I can see the US Congress "rolling in the aisles" when any report about these hearings are made public and recommendations by our elected "clowns" is made based upon maybe a total of 12 people over the many weeks of these hearings that will be "taken as the will of the total NMI indigenous".(and voters)
All a big joke!!! Lets see.

Anonymous said...

Captain my Captain! Stand out there and tell these clowns and jokers how it is!

Rabby... that audience in the Senate Committee will be pleasant to you. They'll extend a welcome for 5 minutes. They'll let you speak and smile. When Jude turns to whisper to his other Committee members.. he'll be saying, "Let's keep these people down. They will take over our islands." And then they'll say thank you and "We'll take a look at it," only to put your letter in File 13.

Jude: basta de puleli! Hafa si Liz?

Anonymous said...

did anyone record Woodruff's statement at the hearing. i hear it was against status.

Anonymous said...

he don't speak for the workers. He speaks for Fitial now. he likes workers to take money.

Anonymous said...

Atty.Woodruff never represent guest workers. In the first place, he collected thousands of dollars from the innocent CW with DEKADA. Yet, DEKADA and him never bothered to disclosed any statement about their activities and expenditure.Atty Woodruff is a lawyer not an advocate to any party.

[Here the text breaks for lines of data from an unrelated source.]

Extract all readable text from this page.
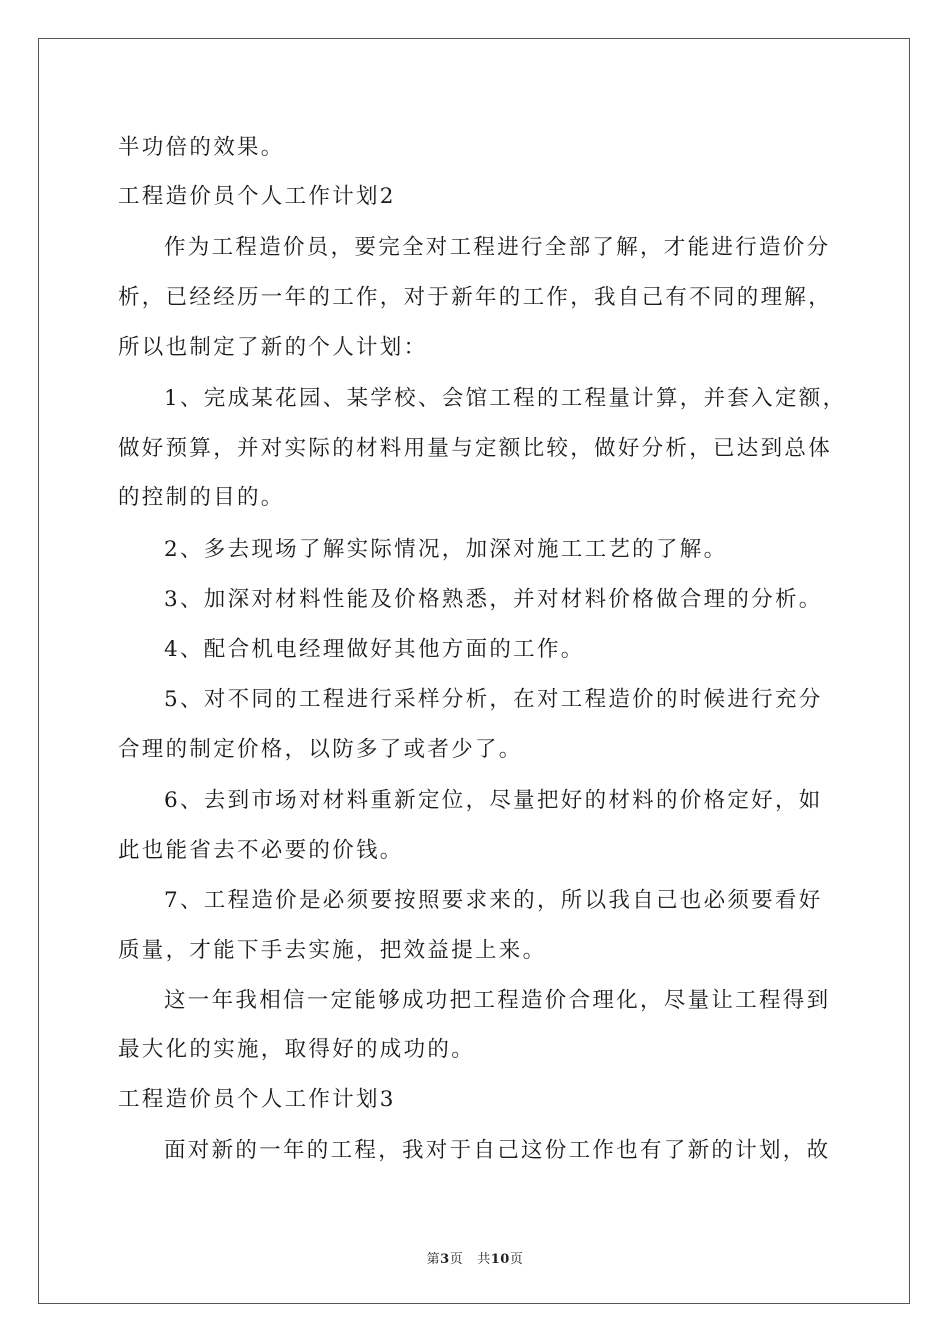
半功倍的效果。
工程造价员个人工作计划2
作为工程造价员，要完全对工程进行全部了解，才能进行造价分
析，已经经历一年的工作，对于新年的工作，我自己有不同的理解，
所以也制定了新的个人计划：
1、完成某花园、某学校、会馆工程的工程量计算，并套入定额，
做好预算，并对实际的材料用量与定额比较，做好分析，已达到总体
的控制的目的。
2、多去现场了解实际情况，加深对施工工艺的了解。
3、加深对材料性能及价格熟悉，并对材料价格做合理的分析。
4、配合机电经理做好其他方面的工作。
5、对不同的工程进行采样分析，在对工程造价的时候进行充分
合理的制定价格，以防多了或者少了。
6、去到市场对材料重新定位，尽量把好的材料的价格定好，如
此也能省去不必要的价钱。
7、工程造价是必须要按照要求来的，所以我自己也必须要看好
质量，才能下手去实施，把效益提上来。
这一年我相信一定能够成功把工程造价合理化，尽量让工程得到
最大化的实施，取得好的成功的。
工程造价员个人工作计划3
面对新的一年的工程，我对于自己这份工作也有了新的计划，故
第3页 共10页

He argued based on his client case, this time he might be hired by Semer or Cinta.When the contract worker was paid 100 dollar each, Atty Woodruff represent them and talks about their case. At the Guest Workers Motorcade, Woodruff support DOI recommendation. Suddenly, what motivated him to change his stand?
Sources said, CW rather prefer to go Federal Ombudsman Office instead to Woodruff. Because,now the Alien Workers are the Federal matter.